A Hindu-based religious lineage claiming descent from Bhagawan Nityananda, a guru from Ganeshpuri, India who died in 1961. His successor was Baba Muktananda, who brought Siddha Yoga to the United States in 1970, and founded an ashram in South Fallsburg, New York in 1976. When Baba died in 1982, he instated two of his disciples, brother and sister, as co-heirs to the lineage. "Guruji" Nityananda left Siddha Yoga three years later, under a cloud of suspicion; vague explanations for this abound within the organization, but it seems likely that he was ousted. Following his departure, devotees were told to burn his pictures and not to repeat his name. He currently runs a small center in the Catskills, to which some of his devotees from his Siddha Yoga days have followed him. His sister, Gurumayi Chidvilasananda, is currently the spiritual leader of Siddha Yoga, which has ashrams and meditation centers all over the world in addition to the two largest ones in Ganeshpuri and South Fallsburg. "Charismatic" is far too weak and bland a word for this woman. One look at her is enough to bring diehard atheists weeping to their knees.

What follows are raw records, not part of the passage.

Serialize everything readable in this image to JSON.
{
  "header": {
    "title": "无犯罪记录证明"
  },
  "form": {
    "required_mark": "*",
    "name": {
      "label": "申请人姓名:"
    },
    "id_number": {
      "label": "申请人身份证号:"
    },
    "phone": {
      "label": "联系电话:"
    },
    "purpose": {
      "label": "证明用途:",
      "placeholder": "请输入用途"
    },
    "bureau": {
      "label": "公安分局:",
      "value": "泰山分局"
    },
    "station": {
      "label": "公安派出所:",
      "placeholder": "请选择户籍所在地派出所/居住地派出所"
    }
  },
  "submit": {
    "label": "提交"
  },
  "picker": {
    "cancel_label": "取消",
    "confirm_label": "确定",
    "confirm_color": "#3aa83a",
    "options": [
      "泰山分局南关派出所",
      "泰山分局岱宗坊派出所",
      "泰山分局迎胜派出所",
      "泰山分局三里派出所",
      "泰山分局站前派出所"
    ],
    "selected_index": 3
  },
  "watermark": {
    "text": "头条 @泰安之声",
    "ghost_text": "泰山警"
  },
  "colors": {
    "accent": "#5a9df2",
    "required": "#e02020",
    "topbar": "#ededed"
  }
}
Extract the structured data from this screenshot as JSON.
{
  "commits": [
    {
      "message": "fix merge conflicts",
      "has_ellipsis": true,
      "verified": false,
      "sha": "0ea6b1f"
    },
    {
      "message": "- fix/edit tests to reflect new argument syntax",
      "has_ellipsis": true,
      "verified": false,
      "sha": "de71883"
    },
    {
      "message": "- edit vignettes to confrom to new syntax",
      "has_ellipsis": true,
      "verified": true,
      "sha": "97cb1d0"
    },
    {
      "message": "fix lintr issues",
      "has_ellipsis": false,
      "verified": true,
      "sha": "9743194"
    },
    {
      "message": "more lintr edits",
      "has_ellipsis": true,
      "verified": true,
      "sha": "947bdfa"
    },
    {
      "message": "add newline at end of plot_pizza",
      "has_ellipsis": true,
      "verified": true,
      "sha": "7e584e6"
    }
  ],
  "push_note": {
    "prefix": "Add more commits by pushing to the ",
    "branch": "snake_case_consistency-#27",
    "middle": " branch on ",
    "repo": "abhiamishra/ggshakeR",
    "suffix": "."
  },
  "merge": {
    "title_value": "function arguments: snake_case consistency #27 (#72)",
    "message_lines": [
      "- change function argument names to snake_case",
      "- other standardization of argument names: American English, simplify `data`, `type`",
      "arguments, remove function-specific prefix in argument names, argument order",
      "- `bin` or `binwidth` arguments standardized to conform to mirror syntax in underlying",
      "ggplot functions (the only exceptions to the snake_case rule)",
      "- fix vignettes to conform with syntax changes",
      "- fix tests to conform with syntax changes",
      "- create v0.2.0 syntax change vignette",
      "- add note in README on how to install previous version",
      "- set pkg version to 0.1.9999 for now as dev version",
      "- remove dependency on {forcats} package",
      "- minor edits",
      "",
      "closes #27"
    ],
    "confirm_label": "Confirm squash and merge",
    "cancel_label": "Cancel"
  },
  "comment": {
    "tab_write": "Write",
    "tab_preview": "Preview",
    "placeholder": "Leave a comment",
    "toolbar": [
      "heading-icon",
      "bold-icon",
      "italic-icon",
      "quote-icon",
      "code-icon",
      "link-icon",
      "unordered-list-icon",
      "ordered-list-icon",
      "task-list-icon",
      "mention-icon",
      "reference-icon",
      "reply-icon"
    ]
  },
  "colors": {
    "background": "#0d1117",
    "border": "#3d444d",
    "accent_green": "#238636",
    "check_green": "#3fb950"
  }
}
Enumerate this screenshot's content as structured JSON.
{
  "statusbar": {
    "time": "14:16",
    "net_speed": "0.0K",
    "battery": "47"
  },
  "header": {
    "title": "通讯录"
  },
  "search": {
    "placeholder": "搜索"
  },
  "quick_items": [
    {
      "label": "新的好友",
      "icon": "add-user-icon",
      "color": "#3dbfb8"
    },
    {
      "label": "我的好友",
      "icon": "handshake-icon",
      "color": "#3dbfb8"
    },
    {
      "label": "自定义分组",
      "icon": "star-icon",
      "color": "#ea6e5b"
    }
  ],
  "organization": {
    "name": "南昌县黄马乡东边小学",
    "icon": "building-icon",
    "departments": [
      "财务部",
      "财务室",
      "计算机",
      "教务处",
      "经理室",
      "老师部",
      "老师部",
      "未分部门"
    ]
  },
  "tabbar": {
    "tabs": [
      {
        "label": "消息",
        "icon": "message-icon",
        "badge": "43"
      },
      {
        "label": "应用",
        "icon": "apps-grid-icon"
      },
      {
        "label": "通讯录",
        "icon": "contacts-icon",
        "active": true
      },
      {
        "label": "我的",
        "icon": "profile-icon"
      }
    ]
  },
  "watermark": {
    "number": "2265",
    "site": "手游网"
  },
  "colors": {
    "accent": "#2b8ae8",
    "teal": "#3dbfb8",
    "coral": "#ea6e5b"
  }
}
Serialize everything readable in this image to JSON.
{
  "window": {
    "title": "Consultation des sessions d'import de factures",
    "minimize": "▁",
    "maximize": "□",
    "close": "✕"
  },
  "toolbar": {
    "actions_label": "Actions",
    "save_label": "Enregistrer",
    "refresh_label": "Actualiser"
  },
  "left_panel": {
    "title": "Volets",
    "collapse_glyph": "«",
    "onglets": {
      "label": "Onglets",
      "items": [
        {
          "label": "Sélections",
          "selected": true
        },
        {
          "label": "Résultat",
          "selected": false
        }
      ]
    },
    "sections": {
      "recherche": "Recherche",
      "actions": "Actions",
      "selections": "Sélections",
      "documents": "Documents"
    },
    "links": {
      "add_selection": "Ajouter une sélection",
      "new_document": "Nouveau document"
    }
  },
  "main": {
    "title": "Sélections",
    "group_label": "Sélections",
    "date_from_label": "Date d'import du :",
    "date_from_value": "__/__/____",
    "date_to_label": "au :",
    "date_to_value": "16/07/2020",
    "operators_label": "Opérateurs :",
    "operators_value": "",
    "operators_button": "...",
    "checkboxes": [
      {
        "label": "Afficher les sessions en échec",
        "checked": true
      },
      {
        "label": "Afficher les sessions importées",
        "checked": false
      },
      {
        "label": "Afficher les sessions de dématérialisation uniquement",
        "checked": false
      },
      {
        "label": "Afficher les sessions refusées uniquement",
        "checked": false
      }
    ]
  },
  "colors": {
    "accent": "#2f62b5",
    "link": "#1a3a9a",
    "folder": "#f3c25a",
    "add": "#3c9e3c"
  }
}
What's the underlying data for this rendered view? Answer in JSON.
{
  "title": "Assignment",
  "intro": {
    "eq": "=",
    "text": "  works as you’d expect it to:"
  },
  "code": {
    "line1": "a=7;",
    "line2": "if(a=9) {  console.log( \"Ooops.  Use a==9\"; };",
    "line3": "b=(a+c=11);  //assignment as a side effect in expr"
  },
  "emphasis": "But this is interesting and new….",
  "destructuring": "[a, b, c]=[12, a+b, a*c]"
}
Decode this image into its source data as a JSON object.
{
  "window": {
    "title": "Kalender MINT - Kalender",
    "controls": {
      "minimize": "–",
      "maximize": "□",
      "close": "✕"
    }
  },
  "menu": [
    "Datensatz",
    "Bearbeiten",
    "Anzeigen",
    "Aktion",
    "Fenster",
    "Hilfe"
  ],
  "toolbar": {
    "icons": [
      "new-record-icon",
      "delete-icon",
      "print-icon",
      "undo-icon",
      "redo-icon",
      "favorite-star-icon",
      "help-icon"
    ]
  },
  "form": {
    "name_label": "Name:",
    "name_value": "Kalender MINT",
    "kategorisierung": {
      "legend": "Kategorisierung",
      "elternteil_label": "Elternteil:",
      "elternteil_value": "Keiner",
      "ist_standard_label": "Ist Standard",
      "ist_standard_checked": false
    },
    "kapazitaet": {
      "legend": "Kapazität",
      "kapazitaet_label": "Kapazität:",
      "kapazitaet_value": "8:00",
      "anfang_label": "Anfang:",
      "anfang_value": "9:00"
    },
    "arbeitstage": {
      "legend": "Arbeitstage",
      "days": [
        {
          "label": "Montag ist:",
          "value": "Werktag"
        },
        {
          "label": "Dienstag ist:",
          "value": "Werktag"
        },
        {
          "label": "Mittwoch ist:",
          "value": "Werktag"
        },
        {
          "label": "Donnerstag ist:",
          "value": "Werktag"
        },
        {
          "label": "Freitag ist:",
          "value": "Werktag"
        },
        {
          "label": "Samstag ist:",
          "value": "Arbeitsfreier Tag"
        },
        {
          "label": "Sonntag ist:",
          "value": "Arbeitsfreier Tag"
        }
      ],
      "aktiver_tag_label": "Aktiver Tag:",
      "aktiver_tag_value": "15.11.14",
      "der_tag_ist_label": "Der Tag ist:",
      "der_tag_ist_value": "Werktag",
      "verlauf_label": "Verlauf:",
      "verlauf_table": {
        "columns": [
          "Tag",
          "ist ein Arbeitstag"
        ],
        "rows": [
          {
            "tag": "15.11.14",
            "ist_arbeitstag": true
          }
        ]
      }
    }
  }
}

At the core of Siddha Yoga is the Hindu concept of Guru worship. The Guru is a Siddha, an enlightened being, here on earth to nudge the rest of us along. The essential practices of Siddha Yoga are chanting, meditation, and seva, or selfless service to the Guru. The idea of annihilating the ego and bowing down before another human being, so alien to the Western mind, is basically taken for granted within Siddha Yoga.

For upwards of twenty years, Siddha Yoga has been plagued with scandal of one sort or another. Lis Harris (a non-devotee) has written a terrific article about the trials and tribulations of Siddha Yoga in the New Yorker (November 14, 1994). It's a bitter pill for anyone involved in SY to swallow, but worth the read.